In late January, Klain wrote a piece for The Atlantic magazine that was headlined: “Coronavirus Is Coming — And Trump Isn’t Ready.”
“The U.S. government has the tools, talent, and team to help fight the coronavirus abroad and minimize its impact at home,” Klain wrote in the piece, published January 30. “But the combination of Trump’s paranoia toward experienced government officials (who lack ‘loyalty’ to him), inattention to detail, opinionated rejection of science and evidence, and isolationist instincts may prove toxic when it comes to managing a global-health security challenge.”
Klain’s piece in The Atlantic foretold a series of controversies that later unfolded, including noting that while five consecutive presidents in both parties had looked to Dr.
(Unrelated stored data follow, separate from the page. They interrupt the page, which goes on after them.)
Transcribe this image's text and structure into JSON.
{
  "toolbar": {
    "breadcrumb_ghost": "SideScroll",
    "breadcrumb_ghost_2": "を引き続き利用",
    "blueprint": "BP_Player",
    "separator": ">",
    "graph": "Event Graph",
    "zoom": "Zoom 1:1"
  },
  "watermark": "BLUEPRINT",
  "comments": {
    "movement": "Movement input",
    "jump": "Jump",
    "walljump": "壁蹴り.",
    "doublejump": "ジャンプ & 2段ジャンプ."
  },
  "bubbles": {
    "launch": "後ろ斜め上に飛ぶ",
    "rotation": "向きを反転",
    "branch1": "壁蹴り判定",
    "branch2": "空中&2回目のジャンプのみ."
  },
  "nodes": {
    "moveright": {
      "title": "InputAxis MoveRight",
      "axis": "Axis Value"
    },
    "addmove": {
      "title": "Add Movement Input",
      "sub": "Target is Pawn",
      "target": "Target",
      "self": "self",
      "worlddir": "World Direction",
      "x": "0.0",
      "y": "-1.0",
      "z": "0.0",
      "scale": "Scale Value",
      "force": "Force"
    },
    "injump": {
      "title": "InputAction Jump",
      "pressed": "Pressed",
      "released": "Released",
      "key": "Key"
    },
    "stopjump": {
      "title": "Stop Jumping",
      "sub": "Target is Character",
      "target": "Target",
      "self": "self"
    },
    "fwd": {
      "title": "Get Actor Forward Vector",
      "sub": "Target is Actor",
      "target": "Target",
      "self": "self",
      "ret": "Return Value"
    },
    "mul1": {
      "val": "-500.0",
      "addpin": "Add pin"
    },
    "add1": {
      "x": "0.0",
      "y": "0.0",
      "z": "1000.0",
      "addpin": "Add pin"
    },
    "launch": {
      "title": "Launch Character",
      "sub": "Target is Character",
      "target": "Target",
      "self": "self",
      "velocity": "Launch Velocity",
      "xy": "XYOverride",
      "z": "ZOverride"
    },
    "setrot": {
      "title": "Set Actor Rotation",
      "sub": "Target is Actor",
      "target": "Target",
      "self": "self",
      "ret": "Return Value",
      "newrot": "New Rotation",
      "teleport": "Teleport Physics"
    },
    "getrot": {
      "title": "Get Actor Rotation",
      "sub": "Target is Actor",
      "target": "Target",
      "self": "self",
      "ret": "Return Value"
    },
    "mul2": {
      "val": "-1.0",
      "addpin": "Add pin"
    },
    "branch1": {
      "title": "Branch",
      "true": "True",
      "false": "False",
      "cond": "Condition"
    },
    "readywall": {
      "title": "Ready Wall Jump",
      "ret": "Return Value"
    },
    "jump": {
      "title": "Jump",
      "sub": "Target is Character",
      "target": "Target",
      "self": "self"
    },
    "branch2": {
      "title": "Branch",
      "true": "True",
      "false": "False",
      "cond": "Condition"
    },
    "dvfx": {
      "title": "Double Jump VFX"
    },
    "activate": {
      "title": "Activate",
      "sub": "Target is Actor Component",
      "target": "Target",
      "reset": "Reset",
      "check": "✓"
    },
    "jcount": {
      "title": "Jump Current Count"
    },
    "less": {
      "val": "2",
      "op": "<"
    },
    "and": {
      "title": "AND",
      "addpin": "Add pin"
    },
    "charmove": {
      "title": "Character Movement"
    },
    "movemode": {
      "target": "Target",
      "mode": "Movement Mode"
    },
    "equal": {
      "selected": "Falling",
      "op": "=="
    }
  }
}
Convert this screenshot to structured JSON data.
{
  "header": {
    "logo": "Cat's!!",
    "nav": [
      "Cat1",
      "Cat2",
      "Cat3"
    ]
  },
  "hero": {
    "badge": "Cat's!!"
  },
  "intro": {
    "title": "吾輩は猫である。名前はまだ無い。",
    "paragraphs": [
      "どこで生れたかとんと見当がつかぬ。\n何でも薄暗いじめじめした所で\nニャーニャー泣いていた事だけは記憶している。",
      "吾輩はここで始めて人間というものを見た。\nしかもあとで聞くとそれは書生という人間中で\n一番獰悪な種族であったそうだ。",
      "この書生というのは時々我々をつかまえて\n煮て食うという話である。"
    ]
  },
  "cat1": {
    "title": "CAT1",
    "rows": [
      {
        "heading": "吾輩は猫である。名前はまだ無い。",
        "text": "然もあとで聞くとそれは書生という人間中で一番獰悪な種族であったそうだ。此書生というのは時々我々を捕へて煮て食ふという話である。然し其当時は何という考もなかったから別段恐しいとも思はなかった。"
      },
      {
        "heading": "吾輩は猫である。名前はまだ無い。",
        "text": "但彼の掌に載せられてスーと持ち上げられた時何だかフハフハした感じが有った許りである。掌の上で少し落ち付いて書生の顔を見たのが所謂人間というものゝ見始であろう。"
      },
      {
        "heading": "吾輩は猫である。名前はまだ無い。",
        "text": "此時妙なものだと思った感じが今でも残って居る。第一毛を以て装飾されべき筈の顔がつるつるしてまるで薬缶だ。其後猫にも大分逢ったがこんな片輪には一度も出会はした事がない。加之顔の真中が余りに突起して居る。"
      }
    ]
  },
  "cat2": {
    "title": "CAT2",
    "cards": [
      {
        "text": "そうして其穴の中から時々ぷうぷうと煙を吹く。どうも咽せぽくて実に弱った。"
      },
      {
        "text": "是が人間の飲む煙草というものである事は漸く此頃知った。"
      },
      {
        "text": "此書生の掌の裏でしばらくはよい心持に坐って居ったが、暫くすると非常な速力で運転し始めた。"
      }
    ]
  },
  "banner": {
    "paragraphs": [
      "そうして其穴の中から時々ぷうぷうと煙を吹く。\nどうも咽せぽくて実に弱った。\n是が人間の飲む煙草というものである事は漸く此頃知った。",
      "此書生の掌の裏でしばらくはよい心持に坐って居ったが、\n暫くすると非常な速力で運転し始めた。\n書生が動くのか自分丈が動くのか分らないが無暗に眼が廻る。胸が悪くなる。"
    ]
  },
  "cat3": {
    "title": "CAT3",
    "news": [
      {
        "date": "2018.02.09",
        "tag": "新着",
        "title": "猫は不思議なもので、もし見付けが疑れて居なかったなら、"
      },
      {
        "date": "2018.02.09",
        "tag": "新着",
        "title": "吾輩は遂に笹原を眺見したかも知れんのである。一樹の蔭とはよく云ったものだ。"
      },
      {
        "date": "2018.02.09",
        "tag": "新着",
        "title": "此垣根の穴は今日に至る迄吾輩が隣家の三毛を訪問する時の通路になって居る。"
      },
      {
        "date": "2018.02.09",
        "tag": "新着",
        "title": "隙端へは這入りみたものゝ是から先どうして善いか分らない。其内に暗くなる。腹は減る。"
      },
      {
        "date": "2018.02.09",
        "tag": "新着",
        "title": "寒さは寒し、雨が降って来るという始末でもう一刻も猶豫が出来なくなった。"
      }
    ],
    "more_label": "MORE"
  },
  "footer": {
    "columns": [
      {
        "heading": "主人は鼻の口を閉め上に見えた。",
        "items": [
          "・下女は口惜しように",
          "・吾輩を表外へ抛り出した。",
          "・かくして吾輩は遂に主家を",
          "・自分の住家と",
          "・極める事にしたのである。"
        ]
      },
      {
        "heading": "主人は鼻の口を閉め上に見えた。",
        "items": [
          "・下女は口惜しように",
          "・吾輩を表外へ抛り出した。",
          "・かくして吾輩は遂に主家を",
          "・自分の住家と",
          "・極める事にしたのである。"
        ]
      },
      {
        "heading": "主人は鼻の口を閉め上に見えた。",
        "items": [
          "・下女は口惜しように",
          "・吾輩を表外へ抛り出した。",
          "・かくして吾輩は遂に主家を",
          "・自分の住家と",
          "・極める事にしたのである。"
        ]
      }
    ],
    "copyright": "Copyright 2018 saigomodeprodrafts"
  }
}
Anthony Fauci, the government’s leading infectious disease expert, for advice, “it is not impossible to imagine Trump being the first to angrily dismiss the counsel he offers if it does not fit with his own poor instincts.”
In March, in an interview with David Axelrod for his “The Axe Files” podcast and only weeks into the pandemic’s effects in the United States, Klain said the economic impact of the coronavirus would be worse than the recession of 2008 and 2009.
“There’s just a baseline level of economic activity that continued, albeit reduced, but continued,” he said of that period. “What you are going to see here is virtually all economic activity other than shopping online stopping.”
During the 2020 presidential campaign, Klain was one of the public faces of the Biden team’s response to the pandemic.
“The Trump administration’s response to this crisis has clearly failed,” Klain said in a campaign video attacking Trump’s response to coronavirus that was released in July. “Donald Trump has waved the white flag in the fight against coronavirus.”
In addition to government roles, Klain has been a leading voice in Democratic presidential campaigns — as well as his party’s debate preparation guru, helping prepare Democratic nominees for two decades.
In a 2012 memo, he laid out his approach to debate prep, encouraging candidates to devote time to practicing — including spending at least half their time on mock debates with stand-ins for their opponents, and focusing on the most likely, central questions to be asked, rather than forming answers to every possible question.
The memo said candidates should start by writing a “dream” post-debate headline. “Your debate strategy — what answers you give, what posture you strike, what points you emphasize — should be driven with this objective in mind. As you consider potential answers, or lines, or any other element of debate strategy and tactics, ask yourself: Is this approach helping to win that ‘dream’ headline?”
He wrote that candidates should develop lists of three things they must say during the debate, and study both what their opponents have been saying and what local newspapers have reported in the days leading up to debates. And they must make their key points, he wrote, in the early stages.
“A stumble, fumble, or gaffe can cost you a debate, right up to the last second,” Klain wrote. “But while you can LOSE a debate at any point, you can only WIN a debate in the first 30 minutes. The viewers, the reporters, and even your opponent form a sense of the debate dynamic in the early going.”
Klain was for a period on the outs with Biden and his allies after he joined Hillary Clinton’s team in 2015, before Biden had decided against a 2016 presidential campaign. But he worked his way back into Biden’s inner circle after Clinton lost the 2016 election.
“Ron Klain’s deep, varied experience and capacity to work with people all across the political spectrum is precisely what I need in a White House chief of staff as we confront this moment of crisis and bring our country together again,” Biden tweeted Wednesday in announcing his selection.